Word Error Rate Estimation Without ASR Output: e-WER2
This addresses the time-consuming and expensive need for manual transcriptions in ASR evaluation, though it is incremental as it builds on prior work.
The paper tackles the problem of estimating word error rate (WER) for ASR systems without requiring manual transcriptions, achieving a Pearson correlation of 0.56 and RMSE of 0.24 for sentence-level WER, with an overall estimated WER of 30.9% compared to the reference 28.5%.
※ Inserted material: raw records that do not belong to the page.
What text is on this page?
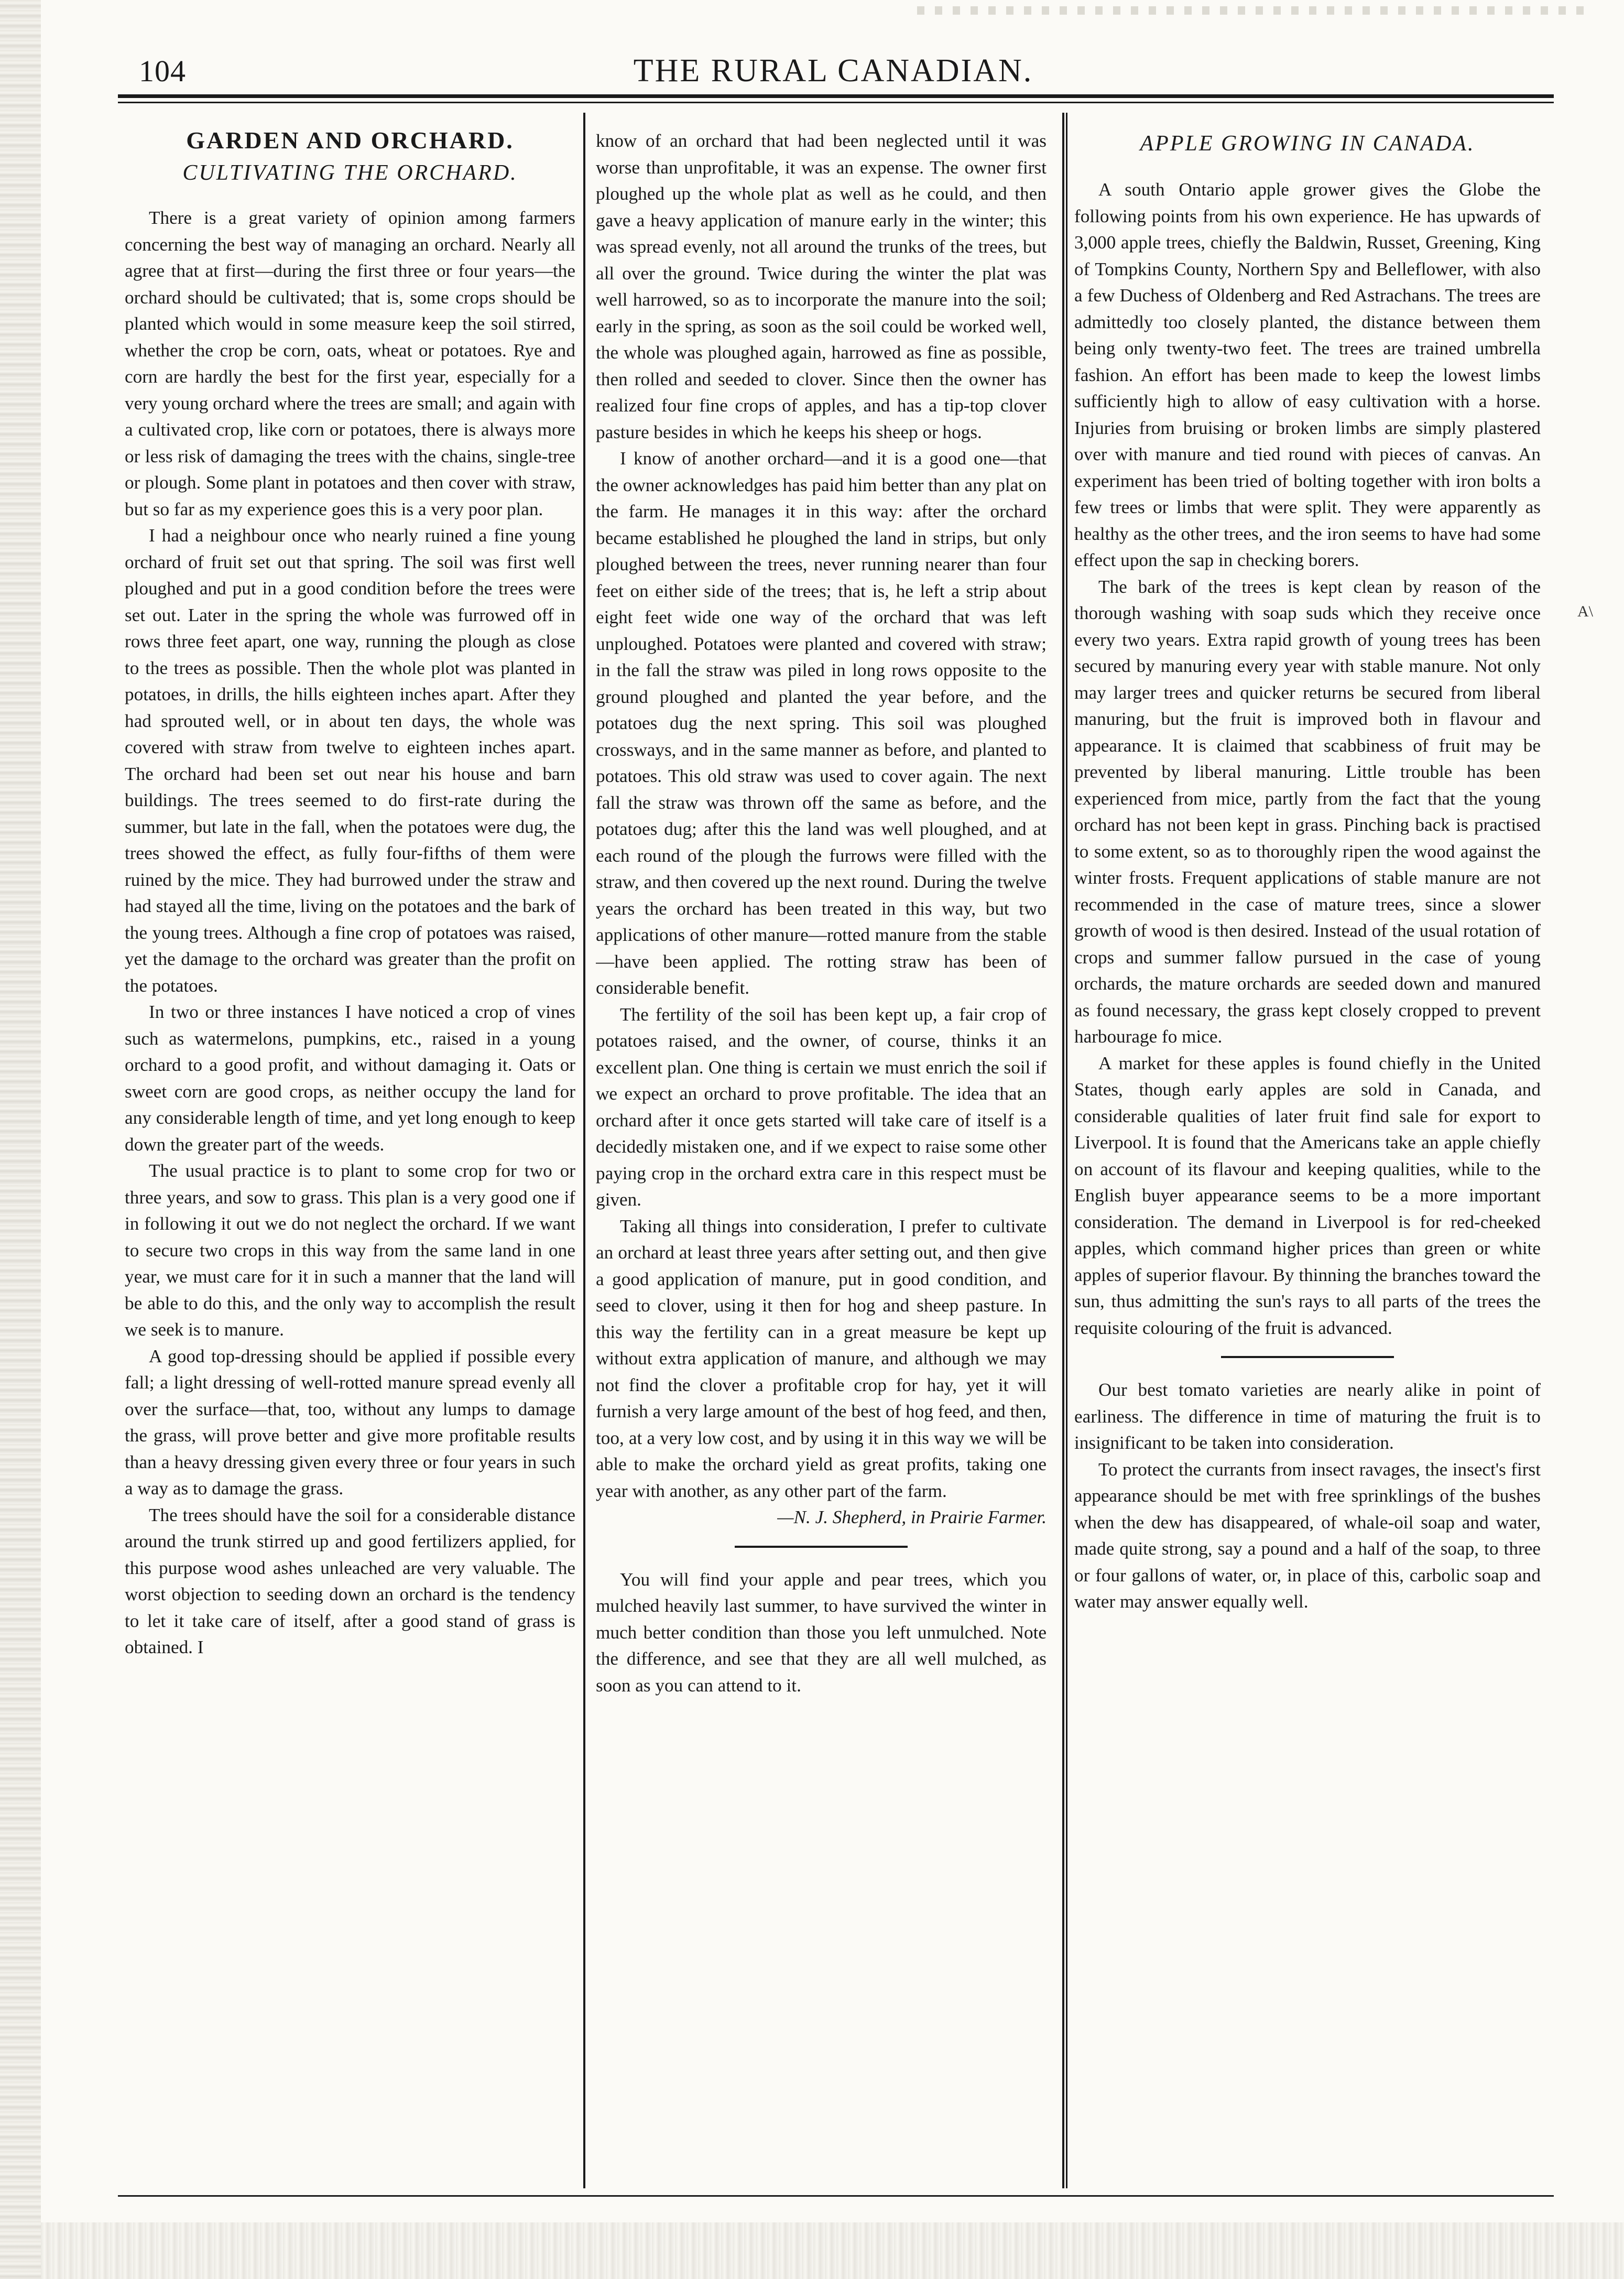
104	THE RURAL CANADIAN.
GARDEN AND ORCHARD.
CULTIVATING THE ORCHARD.

There is a great variety of opinion among farmers concerning the best way of managing an orchard. Nearly all agree that at first—during the first three or four years—the orchard should be cultivated; that is, some crops should be planted which would in some measure keep the soil stirred, whether the crop be corn, oats, wheat or potatoes. Rye and corn are hardly the best for the first year, especially for a very young orchard where the trees are small; and again with a cultivated crop, like corn or potatoes, there is always more or less risk of damaging the trees with the chains, single-tree or plough. Some plant in potatoes and then cover with straw, but so far as my experience goes this is a very poor plan.

I had a neighbour once who nearly ruined a fine young orchard of fruit set out that spring. The soil was first well ploughed and put in a good condition before the trees were set out. Later in the spring the whole was furrowed off in rows three feet apart, one way, running the plough as close to the trees as possible. Then the whole plot was planted in potatoes, in drills, the hills eighteen inches apart. After they had sprouted well, or in about ten days, the whole was covered with straw from twelve to eighteen inches apart. The orchard had been set out near his house and barn buildings. The trees seemed to do first-rate during the summer, but late in the fall, when the potatoes were dug, the trees showed the effect, as fully four-fifths of them were ruined by the mice. They had burrowed under the straw and had stayed all the time, living on the potatoes and the bark of the young trees. Although a fine crop of potatoes was raised, yet the damage to the orchard was greater than the profit on the potatoes.

In two or three instances I have noticed a crop of vines such as watermelons, pumpkins, etc., raised in a young orchard to a good profit, and without damaging it. Oats or sweet corn are good crops, as neither occupy the land for any considerable length of time, and yet long enough to keep down the greater part of the weeds.

The usual practice is to plant to some crop for two or three years, and sow to grass. This plan is a very good one if in following it out we do not neglect the orchard. If we want to secure two crops in this way from the same land in one year, we must care for it in such a manner that the land will be able to do this, and the only way to accomplish the result we seek is to manure.

A good top-dressing should be applied if possible every fall; a light dressing of well-rotted manure spread evenly all over the surface—that, too, without any lumps to damage the grass, will prove better and give more profitable results than a heavy dressing given every three or four years in such a way as to damage the grass.

The trees should have the soil for a considerable distance around the trunk stirred up and good fertilizers applied, for this purpose wood ashes unleached are very valuable. The worst objection to seeding down an orchard is the tendency to let it take care of itself, after a good stand of grass is obtained. I

know of an orchard that had been neglected until it was worse than unprofitable, it was an expense. The owner first ploughed up the whole plat as well as he could, and then gave a heavy application of manure early in the winter; this was spread evenly, not all around the trunks of the trees, but all over the ground. Twice during the winter the plat was well harrowed, so as to incorporate the manure into the soil; early in the spring, as soon as the soil could be worked well, the whole was ploughed again, harrowed as fine as possible, then rolled and seeded to clover. Since then the owner has realized four fine crops of apples, and has a tip-top clover pasture besides in which he keeps his sheep or hogs.

I know of another orchard—and it is a good one—that the owner acknowledges has paid him better than any plat on the farm. He manages it in this way: after the orchard became established he ploughed the land in strips, but only ploughed between the trees, never running nearer than four feet on either side of the trees; that is, he left a strip about eight feet wide one way of the orchard that was left unploughed. Potatoes were planted and covered with straw; in the fall the straw was piled in long rows opposite to the ground ploughed and planted the year before, and the potatoes dug the next spring. This soil was ploughed crossways, and in the same manner as before, and planted to potatoes. This old straw was used to cover again. The next fall the straw was thrown off the same as before, and the potatoes dug; after this the land was well ploughed, and at each round of the plough the furrows were filled with the straw, and then covered up the next round. During the twelve years the orchard has been treated in this way, but two applications of other manure—rotted manure from the stable—have been applied. The rotting straw has been of considerable benefit.

The fertility of the soil has been kept up, a fair crop of potatoes raised, and the owner, of course, thinks it an excellent plan. One thing is certain we must enrich the soil if we expect an orchard to prove profitable. The idea that an orchard after it once gets started will take care of itself is a decidedly mistaken one, and if we expect to raise some other paying crop in the orchard extra care in this respect must be given.

Taking all things into consideration, I prefer to cultivate an orchard at least three years after setting out, and then give a good application of manure, put in good condition, and seed to clover, using it then for hog and sheep pasture. In this way the fertility can in a great measure be kept up without extra application of manure, and although we may not find the clover a profitable crop for hay, yet it will furnish a very large amount of the best of hog feed, and then, too, at a very low cost, and by using it in this way we will be able to make the orchard yield as great profits, taking one year with another, as any other part of the farm.

—N. J. Shepherd, in Prairie Farmer.

You will find your apple and pear trees, which you mulched heavily last summer, to have survived the winter in much better condition than those you left unmulched. Note the difference, and see that they are all well mulched, as soon as you can attend to it.

APPLE GROWING IN CANADA.

A south Ontario apple grower gives the Globe the following points from his own experience. He has upwards of 3,000 apple trees, chiefly the Baldwin, Russet, Greening, King of Tompkins County, Northern Spy and Belleflower, with also a few Duchess of Oldenberg and Red Astrachans. The trees are admittedly too closely planted, the distance between them being only twenty-two feet. The trees are trained umbrella fashion. An effort has been made to keep the lowest limbs sufficiently high to allow of easy cultivation with a horse. Injuries from bruising or broken limbs are simply plastered over with manure and tied round with pieces of canvas. An experiment has been tried of bolting together with iron bolts a few trees or limbs that were split. They were apparently as healthy as the other trees, and the iron seems to have had some effect upon the sap in checking borers.

The bark of the trees is kept clean by reason of the thorough washing with soap suds which they receive once every two years. Extra rapid growth of young trees has been secured by manuring every year with stable manure. Not only may larger trees and quicker returns be secured from liberal manuring, but the fruit is improved both in flavour and appearance. It is claimed that scabbiness of fruit may be prevented by liberal manuring. Little trouble has been experienced from mice, partly from the fact that the young orchard has not been kept in grass. Pinching back is practised to some extent, so as to thoroughly ripen the wood against the winter frosts. Frequent applications of stable manure are not recommended in the case of mature trees, since a slower growth of wood is then desired. Instead of the usual rotation of crops and summer fallow pursued in the case of young orchards, the mature orchards are seeded down and manured as found necessary, the grass kept closely cropped to prevent harbourage fo mice.

A market for these apples is found chiefly in the United States, though early apples are sold in Canada, and considerable qualities of later fruit find sale for export to Liverpool. It is found that the Americans take an apple chiefly on account of its flavour and keeping qualities, while to the English buyer appearance seems to be a more important consideration. The demand in Liverpool is for red-cheeked apples, which command higher prices than green or white apples of superior flavour. By thinning the branches toward the sun, thus admitting the sun's rays to all parts of the trees the requisite colouring of the fruit is advanced.

Our best tomato varieties are nearly alike in point of earliness. The difference in time of maturing the fruit is to insignificant to be taken into consideration.

To protect the currants from insect ravages, the insect's first appearance should be met with free sprinklings of the bushes when the dew has disappeared, of whale-oil soap and water, made quite strong, say a pound and a half of the soap, to three or four gallons of water, or, in place of this, carbolic soap and water may answer equally well.

A\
Measuring the performance of automatic speech recognition (ASR) systems requires manually transcribed data in order to compute the word error rate (WER), which is often time-consuming and expensive. In this paper, we continue our effort in estimating WER using acoustic, lexical and phonotactic features. Our novel approach to estimate the WER uses a multistream end-to-end architecture. We report results for systems using internal speech decoder features (glass-box), systems without speech decoder features (black-box), and for systems without having access to the ASR system (no-box). The no-box system learns joint acoustic-lexical representation from phoneme recognition results along with MFCC acoustic features to estimate WER. Considering WER per sentence, our no-box system achieves 0.56 Pearson correlation with the reference evaluation and 0.24 root mean square error (RMSE) across 1,400 sentences. The estimated overall WER by e-WER2 is 30.9% for a three hours test set, while the WER computed using the reference transcriptions was 28.5%.